Mario Moura, especialista em lacunas de conhecimento sobre biodiversidade e autor do artigo, destacou a o ((eco)) a importância de entender como a biodiversidade da Amazônia responde às mudanças para termos uma referência no futuro. No entanto, a ausência de pesquisas adequadas dificulta essa compreensão, pois não temos um ponto de comparação do que era o ecossistema antes e como está agora.
“Para entender como a biodiversidade da Amazônia vai responder [às mudanças], precisamos entender como ela está organizada hoje. Assim, no futuro, quando alguma mudança acontecer, vamos ter com o quê comparar”, explica ele. “Precisamos falar de um antes e um depois, e nesse momento a gente não sabe nenhum dos dois: o depois já está chegando e o antes ainda não foi construído”, lamenta Moura, que é professor visitante da Unicamp (Universidade de Campinas).
De acordo com a Embrapa, para compreender melhor a situação das pesquisas ecológicas na Amazônia brasileira e fazer recomendações a tomadores de decisão, o grupo de pesquisadores do Synergize realizou um estudo adicional sobre investimentos em pesquisas na região.
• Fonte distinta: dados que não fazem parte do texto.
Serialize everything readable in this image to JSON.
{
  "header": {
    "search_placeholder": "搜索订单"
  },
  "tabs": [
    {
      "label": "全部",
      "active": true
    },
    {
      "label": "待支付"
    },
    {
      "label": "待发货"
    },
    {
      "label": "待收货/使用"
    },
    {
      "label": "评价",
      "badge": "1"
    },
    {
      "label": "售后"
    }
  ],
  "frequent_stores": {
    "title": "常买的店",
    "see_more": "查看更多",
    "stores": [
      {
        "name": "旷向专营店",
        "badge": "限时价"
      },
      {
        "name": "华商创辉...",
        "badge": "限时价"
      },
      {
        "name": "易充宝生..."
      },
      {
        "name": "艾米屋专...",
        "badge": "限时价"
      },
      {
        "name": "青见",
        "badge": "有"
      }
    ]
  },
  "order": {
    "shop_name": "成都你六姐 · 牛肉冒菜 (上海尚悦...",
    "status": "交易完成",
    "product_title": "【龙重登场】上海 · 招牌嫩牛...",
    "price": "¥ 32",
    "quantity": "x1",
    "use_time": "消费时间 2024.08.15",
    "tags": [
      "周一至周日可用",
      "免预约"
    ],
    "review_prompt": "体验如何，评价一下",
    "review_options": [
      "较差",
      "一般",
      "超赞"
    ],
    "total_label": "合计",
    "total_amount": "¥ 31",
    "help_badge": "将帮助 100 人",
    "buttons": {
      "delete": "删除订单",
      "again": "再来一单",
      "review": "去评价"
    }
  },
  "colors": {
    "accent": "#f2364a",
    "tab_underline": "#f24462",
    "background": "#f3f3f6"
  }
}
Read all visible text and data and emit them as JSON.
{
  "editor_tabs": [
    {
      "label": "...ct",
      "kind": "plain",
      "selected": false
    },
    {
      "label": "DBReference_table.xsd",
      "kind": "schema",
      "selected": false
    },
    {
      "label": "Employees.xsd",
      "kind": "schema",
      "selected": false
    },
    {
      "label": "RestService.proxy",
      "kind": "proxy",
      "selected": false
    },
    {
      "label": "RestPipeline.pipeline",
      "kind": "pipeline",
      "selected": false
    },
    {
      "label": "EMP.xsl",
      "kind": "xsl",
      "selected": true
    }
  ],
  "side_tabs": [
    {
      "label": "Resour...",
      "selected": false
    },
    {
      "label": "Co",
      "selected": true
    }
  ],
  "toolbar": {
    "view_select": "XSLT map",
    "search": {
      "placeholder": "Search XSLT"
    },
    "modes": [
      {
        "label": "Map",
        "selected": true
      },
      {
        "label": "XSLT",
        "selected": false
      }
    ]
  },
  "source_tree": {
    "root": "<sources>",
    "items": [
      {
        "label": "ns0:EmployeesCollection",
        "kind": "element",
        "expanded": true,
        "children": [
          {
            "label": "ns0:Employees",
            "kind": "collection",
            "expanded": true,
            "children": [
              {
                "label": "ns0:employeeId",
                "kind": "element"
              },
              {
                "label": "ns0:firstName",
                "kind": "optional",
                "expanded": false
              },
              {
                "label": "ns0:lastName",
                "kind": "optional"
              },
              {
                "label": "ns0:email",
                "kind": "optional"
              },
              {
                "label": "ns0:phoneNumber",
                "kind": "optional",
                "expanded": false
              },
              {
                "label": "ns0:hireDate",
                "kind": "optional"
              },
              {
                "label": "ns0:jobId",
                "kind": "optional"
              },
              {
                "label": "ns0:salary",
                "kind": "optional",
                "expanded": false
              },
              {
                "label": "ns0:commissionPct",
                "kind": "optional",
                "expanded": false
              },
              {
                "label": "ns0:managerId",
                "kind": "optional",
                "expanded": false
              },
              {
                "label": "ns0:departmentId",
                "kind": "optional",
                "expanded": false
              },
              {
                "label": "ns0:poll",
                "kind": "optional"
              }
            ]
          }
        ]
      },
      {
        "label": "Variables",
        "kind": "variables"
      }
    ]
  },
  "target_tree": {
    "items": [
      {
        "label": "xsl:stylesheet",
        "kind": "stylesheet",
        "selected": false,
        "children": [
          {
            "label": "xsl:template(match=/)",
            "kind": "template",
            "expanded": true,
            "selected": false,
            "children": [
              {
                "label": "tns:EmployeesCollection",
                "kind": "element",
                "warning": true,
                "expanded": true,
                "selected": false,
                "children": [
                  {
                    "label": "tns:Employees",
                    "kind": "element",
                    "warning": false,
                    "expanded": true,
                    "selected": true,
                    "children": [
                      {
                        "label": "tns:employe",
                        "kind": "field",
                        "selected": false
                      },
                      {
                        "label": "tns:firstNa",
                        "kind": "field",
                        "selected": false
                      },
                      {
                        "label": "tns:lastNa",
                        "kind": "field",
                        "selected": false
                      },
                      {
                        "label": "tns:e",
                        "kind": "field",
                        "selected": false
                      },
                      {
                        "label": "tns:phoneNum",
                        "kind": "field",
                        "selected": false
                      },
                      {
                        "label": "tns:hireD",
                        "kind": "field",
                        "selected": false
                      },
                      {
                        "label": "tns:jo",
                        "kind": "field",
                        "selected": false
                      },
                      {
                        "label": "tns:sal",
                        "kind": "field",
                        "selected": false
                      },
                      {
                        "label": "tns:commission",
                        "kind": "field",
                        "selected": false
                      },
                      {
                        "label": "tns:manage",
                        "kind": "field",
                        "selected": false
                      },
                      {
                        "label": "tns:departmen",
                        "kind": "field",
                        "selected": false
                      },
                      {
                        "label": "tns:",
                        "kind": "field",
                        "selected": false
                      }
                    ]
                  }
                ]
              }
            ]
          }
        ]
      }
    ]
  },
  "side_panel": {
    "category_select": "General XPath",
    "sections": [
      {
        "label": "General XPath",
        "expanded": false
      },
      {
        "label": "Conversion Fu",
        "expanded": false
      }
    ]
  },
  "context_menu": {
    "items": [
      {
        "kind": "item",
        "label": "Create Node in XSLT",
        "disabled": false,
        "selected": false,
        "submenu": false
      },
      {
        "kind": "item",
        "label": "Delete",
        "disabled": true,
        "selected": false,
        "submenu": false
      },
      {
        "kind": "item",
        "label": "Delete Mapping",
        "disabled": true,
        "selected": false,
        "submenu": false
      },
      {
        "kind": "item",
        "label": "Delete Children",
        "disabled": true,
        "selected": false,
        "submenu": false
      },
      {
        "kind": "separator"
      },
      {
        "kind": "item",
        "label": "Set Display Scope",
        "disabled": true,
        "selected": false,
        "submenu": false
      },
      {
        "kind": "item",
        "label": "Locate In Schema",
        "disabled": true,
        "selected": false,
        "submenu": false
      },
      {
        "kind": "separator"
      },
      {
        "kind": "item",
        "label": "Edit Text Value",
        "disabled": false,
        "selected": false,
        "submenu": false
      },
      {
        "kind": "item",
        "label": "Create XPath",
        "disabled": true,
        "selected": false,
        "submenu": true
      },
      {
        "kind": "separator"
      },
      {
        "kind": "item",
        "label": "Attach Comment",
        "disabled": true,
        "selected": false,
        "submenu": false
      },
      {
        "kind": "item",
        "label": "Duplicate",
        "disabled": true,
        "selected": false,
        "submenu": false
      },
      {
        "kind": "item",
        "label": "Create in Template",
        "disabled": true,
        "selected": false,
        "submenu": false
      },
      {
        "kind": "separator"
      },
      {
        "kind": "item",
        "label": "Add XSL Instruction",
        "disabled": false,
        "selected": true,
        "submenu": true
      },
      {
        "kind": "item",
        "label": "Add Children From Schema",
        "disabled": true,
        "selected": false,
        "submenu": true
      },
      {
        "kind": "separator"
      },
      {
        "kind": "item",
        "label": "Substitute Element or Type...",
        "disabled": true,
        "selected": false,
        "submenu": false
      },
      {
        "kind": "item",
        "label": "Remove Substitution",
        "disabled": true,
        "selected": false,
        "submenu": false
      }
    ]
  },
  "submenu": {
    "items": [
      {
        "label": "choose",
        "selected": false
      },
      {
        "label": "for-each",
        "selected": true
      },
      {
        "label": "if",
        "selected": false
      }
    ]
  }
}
As recomendações estão organizadas em um sumário para políticas (policy brief) intitulado Como superar os desafios que limitam as pesquisas ecológicas na Amazônia e disponível no website do Centro SinBiose.
“Os resultados desse estudo são importantes para orientar ações mais estratégicas de fomento às pesquisas na Amazônia, especialmente neste momento em que a reunião dos chefes de Estado da Amazônia Legal – a Cúpula da Amazônia – se aproxima. Nossos estudos apontam que não basta apenas aumentar os recursos disponíveis; é necessário uma alocação bastante estratégica por parte dos tomadores de decisão”, finaliza Joice Ferreira.